The CernVM 4 strong version number consists of 4 parts: 4.X.Y.Z. Major version 4 indicates an Scientific Linux 7 based CernVM. Minor version X will be changed when there is a significant change in the set of supported features. “Y” is the bugfix version. “Z” is the security hotfix version; changes in “Z” don’t change the set of packages but provide security fixes for selected packages.
Once booted and contextualized, you can use ssh to connect to your virtual machine. SSHFS and shared folders provide you an easy means to exchange files between the host and CernVM. If you use the vagrant image on a Linux or OS X host, shared folders are provided by NFS, which enables support for hard links.
For storing data and analysis results, we recommend not to use the root partition. Instead, attach a second hard drive to the virtual machine or use shared folders. This way, you can move data between virtual machines and the data remains intact even in case the virtual machine ends up in an unsuable state.

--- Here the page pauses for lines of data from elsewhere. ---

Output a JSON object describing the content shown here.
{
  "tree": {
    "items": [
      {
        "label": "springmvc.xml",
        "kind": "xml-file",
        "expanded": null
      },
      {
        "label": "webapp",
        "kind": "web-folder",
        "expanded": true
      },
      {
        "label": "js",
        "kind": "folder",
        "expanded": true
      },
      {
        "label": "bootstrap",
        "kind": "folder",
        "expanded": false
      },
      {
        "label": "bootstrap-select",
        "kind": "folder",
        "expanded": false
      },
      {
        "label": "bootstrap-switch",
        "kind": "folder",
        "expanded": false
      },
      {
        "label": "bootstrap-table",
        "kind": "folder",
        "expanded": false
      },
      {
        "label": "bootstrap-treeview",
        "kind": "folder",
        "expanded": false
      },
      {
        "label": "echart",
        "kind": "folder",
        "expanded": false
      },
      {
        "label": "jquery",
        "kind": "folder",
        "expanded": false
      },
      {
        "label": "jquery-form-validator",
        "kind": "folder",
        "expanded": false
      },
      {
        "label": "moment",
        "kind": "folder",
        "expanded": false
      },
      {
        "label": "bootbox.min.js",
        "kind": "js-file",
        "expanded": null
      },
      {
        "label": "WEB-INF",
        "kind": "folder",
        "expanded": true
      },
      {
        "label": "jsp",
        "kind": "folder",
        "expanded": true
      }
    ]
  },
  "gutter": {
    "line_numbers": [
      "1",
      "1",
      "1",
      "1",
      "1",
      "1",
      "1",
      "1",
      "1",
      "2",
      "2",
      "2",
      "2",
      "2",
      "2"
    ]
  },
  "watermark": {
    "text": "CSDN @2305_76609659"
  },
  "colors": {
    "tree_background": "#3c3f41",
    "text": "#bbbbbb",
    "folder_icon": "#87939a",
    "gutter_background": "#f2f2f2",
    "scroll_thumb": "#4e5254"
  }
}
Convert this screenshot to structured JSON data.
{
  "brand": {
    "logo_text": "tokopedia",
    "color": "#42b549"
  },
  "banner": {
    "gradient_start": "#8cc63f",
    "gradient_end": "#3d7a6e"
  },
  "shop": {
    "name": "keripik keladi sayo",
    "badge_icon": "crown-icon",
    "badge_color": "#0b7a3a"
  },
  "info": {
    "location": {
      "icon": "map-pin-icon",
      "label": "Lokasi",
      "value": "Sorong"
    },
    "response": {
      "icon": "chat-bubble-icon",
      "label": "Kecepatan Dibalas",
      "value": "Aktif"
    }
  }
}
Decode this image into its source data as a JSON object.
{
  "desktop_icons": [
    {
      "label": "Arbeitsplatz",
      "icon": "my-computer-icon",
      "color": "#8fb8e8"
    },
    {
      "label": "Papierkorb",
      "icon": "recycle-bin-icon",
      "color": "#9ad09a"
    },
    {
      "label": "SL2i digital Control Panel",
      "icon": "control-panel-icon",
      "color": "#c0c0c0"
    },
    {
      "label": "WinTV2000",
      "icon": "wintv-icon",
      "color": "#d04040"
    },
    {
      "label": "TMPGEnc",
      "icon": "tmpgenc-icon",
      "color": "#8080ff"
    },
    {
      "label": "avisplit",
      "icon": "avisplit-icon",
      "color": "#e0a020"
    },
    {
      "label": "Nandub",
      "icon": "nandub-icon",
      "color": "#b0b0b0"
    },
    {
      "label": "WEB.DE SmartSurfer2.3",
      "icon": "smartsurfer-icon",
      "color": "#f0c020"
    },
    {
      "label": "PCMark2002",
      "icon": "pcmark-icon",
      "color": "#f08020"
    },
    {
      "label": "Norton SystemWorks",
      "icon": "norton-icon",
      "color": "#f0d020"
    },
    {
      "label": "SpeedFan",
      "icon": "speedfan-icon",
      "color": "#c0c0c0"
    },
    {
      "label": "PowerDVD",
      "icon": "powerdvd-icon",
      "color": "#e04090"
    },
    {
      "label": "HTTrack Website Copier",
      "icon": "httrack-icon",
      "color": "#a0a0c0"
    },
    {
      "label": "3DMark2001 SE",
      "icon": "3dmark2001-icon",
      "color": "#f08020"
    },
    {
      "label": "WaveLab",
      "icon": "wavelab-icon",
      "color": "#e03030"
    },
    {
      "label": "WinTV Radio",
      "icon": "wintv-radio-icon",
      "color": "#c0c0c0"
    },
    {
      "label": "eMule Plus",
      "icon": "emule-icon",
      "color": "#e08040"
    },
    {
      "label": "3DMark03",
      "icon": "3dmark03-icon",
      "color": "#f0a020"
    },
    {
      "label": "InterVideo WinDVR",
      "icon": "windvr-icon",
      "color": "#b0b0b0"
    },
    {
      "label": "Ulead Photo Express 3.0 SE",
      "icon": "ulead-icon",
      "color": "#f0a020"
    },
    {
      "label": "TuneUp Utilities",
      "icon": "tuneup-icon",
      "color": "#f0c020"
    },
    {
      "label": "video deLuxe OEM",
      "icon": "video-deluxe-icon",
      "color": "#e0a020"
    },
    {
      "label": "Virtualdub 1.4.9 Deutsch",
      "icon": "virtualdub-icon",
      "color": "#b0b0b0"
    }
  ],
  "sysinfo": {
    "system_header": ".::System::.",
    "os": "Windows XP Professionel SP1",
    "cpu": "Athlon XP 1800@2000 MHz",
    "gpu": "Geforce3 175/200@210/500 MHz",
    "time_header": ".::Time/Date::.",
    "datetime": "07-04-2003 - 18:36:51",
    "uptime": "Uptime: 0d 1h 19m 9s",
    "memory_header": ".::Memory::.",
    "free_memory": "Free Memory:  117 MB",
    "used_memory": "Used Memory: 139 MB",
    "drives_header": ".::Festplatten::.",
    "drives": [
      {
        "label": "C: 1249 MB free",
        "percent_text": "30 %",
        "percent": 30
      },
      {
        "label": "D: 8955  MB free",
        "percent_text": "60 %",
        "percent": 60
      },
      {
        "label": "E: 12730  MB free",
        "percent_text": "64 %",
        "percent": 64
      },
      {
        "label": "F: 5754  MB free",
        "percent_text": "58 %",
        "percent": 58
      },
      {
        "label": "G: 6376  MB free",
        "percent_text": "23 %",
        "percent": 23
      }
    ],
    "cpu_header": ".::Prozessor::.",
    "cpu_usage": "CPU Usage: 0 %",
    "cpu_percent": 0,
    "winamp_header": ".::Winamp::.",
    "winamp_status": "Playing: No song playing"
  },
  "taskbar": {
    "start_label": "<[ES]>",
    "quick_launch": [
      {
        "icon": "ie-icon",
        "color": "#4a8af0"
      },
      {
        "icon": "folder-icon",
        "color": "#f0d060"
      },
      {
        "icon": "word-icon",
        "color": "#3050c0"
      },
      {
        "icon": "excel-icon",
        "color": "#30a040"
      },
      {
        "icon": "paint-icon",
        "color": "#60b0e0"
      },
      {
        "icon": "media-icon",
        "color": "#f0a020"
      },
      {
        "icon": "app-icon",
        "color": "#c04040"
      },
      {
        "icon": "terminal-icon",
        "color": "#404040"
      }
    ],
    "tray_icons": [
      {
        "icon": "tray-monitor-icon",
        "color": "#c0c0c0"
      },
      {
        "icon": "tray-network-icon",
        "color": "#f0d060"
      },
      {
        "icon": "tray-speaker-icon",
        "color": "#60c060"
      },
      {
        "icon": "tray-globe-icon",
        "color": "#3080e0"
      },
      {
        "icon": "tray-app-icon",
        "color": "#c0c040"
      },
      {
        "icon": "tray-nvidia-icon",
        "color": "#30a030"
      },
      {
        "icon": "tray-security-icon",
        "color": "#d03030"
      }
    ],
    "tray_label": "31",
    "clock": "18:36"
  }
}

In order to start a stand-alone ROOT, click on the ROOT logo in the middle of the application launcher bar. In non-graphical mode, use
module load ROOT to set up the ROOT environemnt. Afterwards you can just use
root. If you want to clean the environment from that particular version of ROOT, use
module unload ROOT.
CernVM can run docker containers. In order to enable docker support, run
sudo systemctl start docker. In order to enable docker on boot, run
sudo systemctl enable docker.
By default, CernVM comes with a Java 8 environment. Java 7 is available if necessary. In order to change the default Java version, use
update-alternatives --config java.
Single Sign On
You can get a Kerberos token with
kinit. With the token, you can login to lxplus and work with subversion repositories without the need to provide a password. Note that due to DNS issues, this feature is not available in VirtualBox.
By default, CernVM has no swap space enabled. The following commands creates a 2G swap file
sudo fallocate -l 2G /mnt/.rw/swapfile sudo chmod 0600 /mnt/.rw/swapfile sudo mkswap /mnt/.rw/swapfile sudo swapon /mnt/.rw/swapfile
If a file /mnt/.rw/swapfile exists, it will picked up automatically on boot as a swap space. In order to activate a swap space through contextualization, add to your amiconfig user data
<SIZE> can be anything understood by
fallocate -l or it can be
auto, in which case CernVM uses 2G/core.
Resizing the Root Partition
If you increase your virtual hard drive, you can have CernVM increase your root partition accordingly. To do so, run
sudo touch /mnt/.rw/aux/resize
and reboot. Resizing the root partition is a delicate operation, please make a VM snapshot before you proceed.
- Unity feature in latest VMware Fusion does not work
In case you cannot login (any more) to your virtual machine, even though the machine was properly contextualized, you can boot CernVM in “debug mode”. In the early boot menu, select the “Debug” entry. This enables kernel debug messages and pauses the boot process just before the µCernVM bootloader hands over to the operating system. Here, type
reset_root_password followed by
Ctrl+D. Once booted, you can then login as root with password “password”.